The report, produced by Euromonitor International, revealed that global arrivals are expected to decline by 8% by the end of the year, while flight and hotel sales are expected to be down by 14% and 16% respectively.

Worse yet, a full recovery for tourism is not expected until 2013.

Presenting the results of the report at the WTM Forecast Forum, BBC journalist Thalia Pellegrini said: “The global financial crisis is taking its toll on the industry – falling expenditure, lack of credit and rising unemployment caused a slump in confidence and demand.”

She added that while the swine flu epidemic had been contributed to the global tourism decline, demand would continue to be inhibited by low consumer confidence and rising unemployment.

Euromonitor International global travel and tourism manager Caroline Bremner said the UK’s Air Passenger Duty will affect recovery and be a “major inhibitor for growth” as this is “making the UK appear uncompetitive”.

However, the recession had already opened up a new market in the North America market called the ‘funemployed’ – increasing numbers of cash-poor and time-rich people who are deciding to use their redundancy to finance travel.
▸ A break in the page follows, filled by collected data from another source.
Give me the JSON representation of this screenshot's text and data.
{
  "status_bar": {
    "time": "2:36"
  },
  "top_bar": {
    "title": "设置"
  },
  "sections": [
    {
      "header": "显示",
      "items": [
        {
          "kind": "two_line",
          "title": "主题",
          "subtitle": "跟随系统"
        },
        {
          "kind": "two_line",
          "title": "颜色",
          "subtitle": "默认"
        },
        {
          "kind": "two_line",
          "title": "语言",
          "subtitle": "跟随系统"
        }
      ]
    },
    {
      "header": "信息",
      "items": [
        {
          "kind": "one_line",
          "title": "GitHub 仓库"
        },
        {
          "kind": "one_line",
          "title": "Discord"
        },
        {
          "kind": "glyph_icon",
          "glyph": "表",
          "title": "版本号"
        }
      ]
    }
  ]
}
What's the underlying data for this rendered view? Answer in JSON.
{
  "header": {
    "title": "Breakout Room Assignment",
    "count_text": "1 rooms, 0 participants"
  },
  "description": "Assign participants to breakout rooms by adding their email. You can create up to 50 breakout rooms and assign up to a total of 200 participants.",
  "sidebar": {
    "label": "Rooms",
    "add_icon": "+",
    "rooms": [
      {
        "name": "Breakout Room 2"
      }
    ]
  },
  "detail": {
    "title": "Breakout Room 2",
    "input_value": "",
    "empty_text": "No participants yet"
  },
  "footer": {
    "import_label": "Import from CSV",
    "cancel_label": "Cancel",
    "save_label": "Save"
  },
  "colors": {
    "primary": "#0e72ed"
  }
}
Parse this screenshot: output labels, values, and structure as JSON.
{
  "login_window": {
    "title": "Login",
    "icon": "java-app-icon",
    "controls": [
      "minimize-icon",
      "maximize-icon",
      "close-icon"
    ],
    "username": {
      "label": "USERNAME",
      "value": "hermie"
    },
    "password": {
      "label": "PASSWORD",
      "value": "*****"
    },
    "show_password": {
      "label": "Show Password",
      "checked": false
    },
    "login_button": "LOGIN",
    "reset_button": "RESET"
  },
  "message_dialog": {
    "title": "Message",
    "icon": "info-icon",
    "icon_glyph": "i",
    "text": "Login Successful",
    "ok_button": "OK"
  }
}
While in Africa the ‘Obama effect’ is driving the growth in “roots tourism” especially from the US, which has a high number of African American citizens.

In the UK, the effect of the recession has been to drive the hotel market to look at building pop-up hotels as demand for good-value accommodation increases.

The report also revealed that travel sales online are expected to grow by 4% whereas the total travel market is down 1%.

Bremner added: “This also due to the fact consumers are booking later.”